A década de 80 foi pródiga em reinterpretações adultas e negras dos personagens que, durante muitas décadas, foram geralmente alvo de aventuras relativamente leves, se não tanto no conteúdo, pelo menos na forma - claro que com excepções, uma delas sendo mesmo o Homem-Aranha, que teve sempre uma forte carga trágica associada ao personagem. Aliás, a morte de uma das suas namoradas na década de 70 marca, para muitos, o fim de uma era mais inocente na BD americana. Mas adiante. Com obras como The Dark Knight Returns e Watchmen na DC Comics a transformar para sempre a mitologia dos super-heróis, a Marvel não quis ficar para trás e, numa combinação de factores, consegue atrair um dos mais adultos e complexos escritores, J. M. DeMatteis (curiosamente também o autor da BD cómica com a Liga da Justiça, também desta época), que teceu uma das mais emblemáticas e memoráveis histórias do Homem-Aranha.

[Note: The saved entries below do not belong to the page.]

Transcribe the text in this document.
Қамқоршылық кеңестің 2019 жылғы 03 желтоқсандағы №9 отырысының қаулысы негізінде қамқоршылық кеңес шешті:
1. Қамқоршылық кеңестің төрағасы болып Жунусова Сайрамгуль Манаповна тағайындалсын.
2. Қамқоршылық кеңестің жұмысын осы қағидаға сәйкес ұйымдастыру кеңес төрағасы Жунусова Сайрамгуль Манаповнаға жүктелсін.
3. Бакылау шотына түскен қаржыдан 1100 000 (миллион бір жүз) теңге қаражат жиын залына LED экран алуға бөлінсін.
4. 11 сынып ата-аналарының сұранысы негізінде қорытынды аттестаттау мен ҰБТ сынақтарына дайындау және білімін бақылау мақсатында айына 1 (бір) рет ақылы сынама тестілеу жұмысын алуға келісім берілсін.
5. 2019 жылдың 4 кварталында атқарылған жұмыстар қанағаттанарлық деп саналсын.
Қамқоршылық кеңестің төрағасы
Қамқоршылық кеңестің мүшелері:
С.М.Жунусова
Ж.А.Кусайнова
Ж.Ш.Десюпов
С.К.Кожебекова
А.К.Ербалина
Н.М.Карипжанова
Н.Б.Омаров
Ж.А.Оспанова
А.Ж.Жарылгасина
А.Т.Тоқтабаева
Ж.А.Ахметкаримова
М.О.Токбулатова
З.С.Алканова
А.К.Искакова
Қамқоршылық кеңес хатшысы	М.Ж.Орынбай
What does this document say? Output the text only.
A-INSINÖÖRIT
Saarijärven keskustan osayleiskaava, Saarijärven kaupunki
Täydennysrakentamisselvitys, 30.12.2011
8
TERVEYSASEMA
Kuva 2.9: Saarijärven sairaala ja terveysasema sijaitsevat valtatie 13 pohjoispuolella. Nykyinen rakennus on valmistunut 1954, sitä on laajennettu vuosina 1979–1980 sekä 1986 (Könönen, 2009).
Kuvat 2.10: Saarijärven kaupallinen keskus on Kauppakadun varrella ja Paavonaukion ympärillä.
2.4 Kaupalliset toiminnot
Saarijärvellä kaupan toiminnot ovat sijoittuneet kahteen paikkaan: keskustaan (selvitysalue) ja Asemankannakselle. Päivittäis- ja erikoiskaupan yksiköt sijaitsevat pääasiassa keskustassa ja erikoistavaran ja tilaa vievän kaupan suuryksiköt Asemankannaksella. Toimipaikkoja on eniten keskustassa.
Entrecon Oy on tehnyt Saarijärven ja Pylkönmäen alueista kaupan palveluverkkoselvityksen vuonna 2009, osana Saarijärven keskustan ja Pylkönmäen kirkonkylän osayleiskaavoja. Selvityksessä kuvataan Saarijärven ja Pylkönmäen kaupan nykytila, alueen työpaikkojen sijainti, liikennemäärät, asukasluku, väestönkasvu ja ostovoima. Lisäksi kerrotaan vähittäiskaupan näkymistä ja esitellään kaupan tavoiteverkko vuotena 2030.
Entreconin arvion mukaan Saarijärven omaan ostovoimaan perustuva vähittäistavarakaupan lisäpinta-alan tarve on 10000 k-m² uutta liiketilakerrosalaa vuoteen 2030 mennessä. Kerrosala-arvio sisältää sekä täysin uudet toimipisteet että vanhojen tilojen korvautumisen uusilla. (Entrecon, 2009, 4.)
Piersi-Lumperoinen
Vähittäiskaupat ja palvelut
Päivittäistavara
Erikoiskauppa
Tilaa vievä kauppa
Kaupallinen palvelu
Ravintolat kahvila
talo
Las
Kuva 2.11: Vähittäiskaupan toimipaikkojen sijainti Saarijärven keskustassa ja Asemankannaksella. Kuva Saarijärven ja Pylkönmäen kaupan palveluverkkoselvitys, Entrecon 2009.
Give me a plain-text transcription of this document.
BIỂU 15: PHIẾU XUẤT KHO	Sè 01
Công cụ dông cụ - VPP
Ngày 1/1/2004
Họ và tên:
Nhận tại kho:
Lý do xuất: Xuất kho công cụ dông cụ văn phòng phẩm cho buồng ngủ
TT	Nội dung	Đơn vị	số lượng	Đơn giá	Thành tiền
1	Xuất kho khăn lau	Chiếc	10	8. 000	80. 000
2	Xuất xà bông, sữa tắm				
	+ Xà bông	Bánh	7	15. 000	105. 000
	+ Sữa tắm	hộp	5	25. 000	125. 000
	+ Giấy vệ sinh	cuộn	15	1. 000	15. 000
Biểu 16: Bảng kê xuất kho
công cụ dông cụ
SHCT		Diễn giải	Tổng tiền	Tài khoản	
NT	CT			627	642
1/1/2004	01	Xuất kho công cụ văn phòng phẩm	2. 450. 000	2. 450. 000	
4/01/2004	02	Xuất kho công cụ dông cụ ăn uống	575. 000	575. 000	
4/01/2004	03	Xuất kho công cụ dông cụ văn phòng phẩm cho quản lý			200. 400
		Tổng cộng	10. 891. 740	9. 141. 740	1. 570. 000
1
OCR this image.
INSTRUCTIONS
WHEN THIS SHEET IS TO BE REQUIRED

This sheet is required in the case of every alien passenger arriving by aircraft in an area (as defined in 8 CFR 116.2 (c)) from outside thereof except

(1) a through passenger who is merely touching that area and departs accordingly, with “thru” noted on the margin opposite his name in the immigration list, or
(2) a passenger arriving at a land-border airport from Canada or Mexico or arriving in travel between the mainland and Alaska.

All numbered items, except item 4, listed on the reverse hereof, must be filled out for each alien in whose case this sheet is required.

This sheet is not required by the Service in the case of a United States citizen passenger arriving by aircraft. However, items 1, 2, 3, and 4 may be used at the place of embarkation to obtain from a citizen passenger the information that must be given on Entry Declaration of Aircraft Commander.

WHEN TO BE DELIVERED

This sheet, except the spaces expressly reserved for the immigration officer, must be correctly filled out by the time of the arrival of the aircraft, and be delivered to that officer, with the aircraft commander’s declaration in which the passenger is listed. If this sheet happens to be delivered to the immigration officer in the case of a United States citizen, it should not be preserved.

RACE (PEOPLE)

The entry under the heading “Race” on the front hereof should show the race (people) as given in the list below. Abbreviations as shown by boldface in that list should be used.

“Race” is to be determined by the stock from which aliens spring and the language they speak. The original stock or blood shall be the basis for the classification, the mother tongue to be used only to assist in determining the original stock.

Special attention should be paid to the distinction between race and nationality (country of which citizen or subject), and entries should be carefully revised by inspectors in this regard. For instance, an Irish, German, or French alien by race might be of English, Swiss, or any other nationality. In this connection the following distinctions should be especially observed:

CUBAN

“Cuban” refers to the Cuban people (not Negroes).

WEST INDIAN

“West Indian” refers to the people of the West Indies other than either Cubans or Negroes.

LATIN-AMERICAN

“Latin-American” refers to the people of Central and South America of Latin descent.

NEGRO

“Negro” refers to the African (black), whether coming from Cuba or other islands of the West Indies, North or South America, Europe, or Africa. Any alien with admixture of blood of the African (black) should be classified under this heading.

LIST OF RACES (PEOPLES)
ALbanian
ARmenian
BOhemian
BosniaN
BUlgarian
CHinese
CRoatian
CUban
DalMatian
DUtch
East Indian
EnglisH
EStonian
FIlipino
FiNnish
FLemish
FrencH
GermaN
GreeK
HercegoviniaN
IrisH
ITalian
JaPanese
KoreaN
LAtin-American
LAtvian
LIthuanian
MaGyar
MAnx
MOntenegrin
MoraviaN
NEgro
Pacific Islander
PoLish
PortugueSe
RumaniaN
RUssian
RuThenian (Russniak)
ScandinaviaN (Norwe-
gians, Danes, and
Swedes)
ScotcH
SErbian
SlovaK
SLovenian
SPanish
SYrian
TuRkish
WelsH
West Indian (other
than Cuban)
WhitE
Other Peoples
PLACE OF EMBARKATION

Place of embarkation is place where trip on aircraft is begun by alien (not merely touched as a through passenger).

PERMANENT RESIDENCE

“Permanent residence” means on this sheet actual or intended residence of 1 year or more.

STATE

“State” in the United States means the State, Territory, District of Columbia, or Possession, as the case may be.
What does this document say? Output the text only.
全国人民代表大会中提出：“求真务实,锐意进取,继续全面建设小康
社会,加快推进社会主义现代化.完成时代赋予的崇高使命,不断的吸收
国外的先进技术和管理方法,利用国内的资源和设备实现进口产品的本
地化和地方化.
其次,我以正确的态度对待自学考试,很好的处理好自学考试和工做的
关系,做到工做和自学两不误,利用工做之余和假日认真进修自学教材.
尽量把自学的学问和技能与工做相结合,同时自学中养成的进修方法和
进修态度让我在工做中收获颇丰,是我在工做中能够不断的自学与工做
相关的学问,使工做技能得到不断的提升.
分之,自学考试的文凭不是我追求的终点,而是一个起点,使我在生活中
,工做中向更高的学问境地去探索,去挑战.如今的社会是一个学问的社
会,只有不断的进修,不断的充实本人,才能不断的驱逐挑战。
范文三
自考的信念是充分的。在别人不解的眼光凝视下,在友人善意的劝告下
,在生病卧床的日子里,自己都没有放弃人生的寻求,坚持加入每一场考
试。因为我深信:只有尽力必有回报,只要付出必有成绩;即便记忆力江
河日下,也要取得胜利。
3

A abordagem de DeMatteis é tudo. A escrita dá um salto quântico em complexidade e qualidade, como muito pouca vezes tinha acontecido até então em outras BD e nunca nas do Homem-Aranha.   A abordagem poética na escrita, os diálogos psicologicamente reveladores, a análise profunda das motivações dos personagens, são aproveitados ao máximo pelo trabalho do escritor, que esculpe tridimensionalidade  em criações que, até então, pouco mais eram que clichés. Falo especialmente dos vilões da história, Kraven e Vermin, mas também do protagonista, Peter Parker (obviamente que o Homem-Aranha não era um cliché, nem tampouco mal desenvolvido). Imagine-se a pedra no charco no universo mainstream do Homem-Aranha que terá sido este A Última Caçada de Kraven. Aliás, não se imagine, leia-se. Porque este é daquelas BD que vale muito a pena ter.